The response from Beijing has been strong and hostile. Frustration and alarm among the Chinese leadership have been rising sharply. Recently, Major General Wang Zaixi, deputy director of China’s Taiwan Affairs office, spoke out on the issue in the bluntest way in years. He said that, “the use of force may become unavoidable…Taiwanese independence means war.”

The statement is not surprising. Last year I was in China in connection with my recent novel, Dark Ambition, which deals with the Taiwanese issue. Everyone I spoke to and everything I read reinforced the importance of Taiwan to the leadership in Beijing.

Missile batteries aimed at the heart of Taiwan are continually being upgraded and new ones added. What the recent statement of Wang proves is that there is now a very nervous finger on the missile button. Should that button be pushed, this will pose an enormous problem for the United States.

The State Department has been unable or unwilling to develop a coherent response. Mixed signals would be an unduly kind. On one hand, a State Department spokesman said that “the use of force” to resolve these differences is unacceptable. At the same time, “we oppose any attempt by either side to unilaterally change the status quo.” On the other hand, the spokesman for the de facto U.S. Embassy in Taiwan said that our government has never said it “opposes Taiwanese independence.”

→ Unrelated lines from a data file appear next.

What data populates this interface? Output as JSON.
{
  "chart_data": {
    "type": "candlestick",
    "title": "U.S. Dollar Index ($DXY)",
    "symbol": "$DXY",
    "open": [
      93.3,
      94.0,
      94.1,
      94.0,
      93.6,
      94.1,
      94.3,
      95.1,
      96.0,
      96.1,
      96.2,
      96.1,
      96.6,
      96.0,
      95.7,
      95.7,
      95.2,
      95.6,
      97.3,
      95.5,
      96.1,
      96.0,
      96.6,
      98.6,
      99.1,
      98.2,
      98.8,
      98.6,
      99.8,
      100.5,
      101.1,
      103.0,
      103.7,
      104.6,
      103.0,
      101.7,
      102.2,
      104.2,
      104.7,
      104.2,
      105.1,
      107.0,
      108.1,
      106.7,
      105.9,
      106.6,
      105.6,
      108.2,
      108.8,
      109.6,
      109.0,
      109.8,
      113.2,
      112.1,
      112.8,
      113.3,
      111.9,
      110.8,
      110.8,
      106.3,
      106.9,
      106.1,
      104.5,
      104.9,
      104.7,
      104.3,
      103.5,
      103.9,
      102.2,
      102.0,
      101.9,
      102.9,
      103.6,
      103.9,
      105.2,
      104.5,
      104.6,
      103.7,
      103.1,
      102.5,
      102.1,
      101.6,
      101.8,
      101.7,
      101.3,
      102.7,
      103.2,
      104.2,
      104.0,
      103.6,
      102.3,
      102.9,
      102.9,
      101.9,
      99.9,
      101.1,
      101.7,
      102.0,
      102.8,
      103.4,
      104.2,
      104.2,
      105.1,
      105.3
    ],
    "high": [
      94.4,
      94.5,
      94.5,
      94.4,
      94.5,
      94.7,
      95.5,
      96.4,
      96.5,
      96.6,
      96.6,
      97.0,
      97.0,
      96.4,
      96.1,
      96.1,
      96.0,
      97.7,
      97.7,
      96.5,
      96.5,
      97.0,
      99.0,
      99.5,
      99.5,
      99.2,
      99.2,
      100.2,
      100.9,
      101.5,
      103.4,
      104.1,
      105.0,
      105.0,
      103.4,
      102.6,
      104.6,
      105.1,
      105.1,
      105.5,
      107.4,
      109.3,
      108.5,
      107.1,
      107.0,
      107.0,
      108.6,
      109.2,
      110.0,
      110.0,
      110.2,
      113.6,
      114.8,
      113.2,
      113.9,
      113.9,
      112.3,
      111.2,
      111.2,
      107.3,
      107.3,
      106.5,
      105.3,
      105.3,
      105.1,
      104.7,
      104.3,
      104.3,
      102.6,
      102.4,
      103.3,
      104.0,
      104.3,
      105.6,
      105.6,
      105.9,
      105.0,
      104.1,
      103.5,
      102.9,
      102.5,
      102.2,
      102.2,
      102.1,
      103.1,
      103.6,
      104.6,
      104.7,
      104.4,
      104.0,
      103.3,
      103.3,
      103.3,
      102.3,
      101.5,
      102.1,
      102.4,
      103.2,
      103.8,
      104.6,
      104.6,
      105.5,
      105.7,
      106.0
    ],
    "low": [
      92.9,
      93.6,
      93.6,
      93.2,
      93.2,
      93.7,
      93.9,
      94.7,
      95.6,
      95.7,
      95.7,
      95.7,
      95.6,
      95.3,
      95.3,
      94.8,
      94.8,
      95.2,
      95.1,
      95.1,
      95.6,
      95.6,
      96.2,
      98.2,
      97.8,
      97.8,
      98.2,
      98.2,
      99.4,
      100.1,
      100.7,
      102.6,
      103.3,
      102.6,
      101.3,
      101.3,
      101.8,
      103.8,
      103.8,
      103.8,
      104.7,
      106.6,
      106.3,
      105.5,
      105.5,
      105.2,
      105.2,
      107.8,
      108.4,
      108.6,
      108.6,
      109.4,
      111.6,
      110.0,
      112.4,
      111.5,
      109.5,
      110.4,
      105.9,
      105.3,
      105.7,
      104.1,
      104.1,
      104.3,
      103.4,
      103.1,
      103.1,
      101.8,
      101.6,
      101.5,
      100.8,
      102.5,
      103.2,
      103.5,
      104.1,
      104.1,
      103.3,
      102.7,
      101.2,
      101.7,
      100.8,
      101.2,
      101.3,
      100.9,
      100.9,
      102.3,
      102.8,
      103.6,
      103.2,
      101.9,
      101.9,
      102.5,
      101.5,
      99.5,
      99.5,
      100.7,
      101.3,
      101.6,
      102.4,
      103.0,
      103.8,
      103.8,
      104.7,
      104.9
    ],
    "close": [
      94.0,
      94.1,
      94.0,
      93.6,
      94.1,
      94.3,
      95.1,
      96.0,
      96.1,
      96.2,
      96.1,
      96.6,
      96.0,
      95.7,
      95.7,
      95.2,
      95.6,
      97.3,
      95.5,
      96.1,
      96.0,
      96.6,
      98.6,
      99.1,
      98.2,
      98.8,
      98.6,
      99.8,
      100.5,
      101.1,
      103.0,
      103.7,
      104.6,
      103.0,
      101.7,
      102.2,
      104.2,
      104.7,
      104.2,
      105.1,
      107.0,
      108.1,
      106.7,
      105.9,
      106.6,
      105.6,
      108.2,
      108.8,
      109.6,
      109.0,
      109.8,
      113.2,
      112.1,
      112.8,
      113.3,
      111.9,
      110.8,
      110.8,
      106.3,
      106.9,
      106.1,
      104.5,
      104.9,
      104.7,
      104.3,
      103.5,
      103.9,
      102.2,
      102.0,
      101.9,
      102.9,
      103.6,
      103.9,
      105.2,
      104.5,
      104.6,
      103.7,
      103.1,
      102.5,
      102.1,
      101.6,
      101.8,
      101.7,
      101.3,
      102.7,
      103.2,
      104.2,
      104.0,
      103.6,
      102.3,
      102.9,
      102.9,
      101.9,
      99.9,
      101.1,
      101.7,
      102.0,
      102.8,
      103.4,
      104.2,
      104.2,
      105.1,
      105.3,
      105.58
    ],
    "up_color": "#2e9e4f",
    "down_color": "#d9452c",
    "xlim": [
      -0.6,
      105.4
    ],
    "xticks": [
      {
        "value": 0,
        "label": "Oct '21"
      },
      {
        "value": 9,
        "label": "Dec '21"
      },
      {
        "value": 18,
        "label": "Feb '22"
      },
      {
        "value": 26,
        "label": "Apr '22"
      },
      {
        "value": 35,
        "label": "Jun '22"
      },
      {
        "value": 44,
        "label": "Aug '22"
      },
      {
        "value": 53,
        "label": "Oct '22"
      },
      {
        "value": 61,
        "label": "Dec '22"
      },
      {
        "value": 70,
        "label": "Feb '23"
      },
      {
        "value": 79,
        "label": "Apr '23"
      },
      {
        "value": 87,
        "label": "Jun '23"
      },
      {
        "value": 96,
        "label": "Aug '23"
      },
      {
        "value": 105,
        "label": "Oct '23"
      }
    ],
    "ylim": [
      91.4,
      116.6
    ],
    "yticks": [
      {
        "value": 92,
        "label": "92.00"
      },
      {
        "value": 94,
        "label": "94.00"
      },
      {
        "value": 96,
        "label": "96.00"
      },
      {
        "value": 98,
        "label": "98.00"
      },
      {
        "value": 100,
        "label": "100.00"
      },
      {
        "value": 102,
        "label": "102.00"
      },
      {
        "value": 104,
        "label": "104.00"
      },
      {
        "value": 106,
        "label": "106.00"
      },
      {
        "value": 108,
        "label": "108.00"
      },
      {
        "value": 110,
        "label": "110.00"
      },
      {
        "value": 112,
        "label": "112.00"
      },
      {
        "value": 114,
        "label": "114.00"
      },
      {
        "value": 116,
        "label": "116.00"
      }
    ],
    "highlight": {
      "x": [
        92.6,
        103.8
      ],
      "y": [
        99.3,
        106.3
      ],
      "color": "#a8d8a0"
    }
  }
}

The time has come to get our act together. If the Taiwanese leaders continue to stoke the flames of independence, the chances are that Beijing will launch missiles and follow it by putting a powerful army in the water to cross the narrow straits and conquer Taiwan. Is the Bush Administration, strongly committed in Iraq, prepared to respond to the Chinese with force? If it is not, then we better move firmly to tell Taipai to put the genie of independence back in the bottle unless they are prepared to take on one of the world’s major fighting forces on their own. People who pick battles with stronger foes that we haven’t endorsed can’t expect us to bail them out.

Taiwan is playing a dangerous game by baiting China. The likelihood of a miscalculation is huge. After all, hardliners in Beijing have been looking for an excuse to attack Taiwan for years. It makes no sense to provide one to them at this time.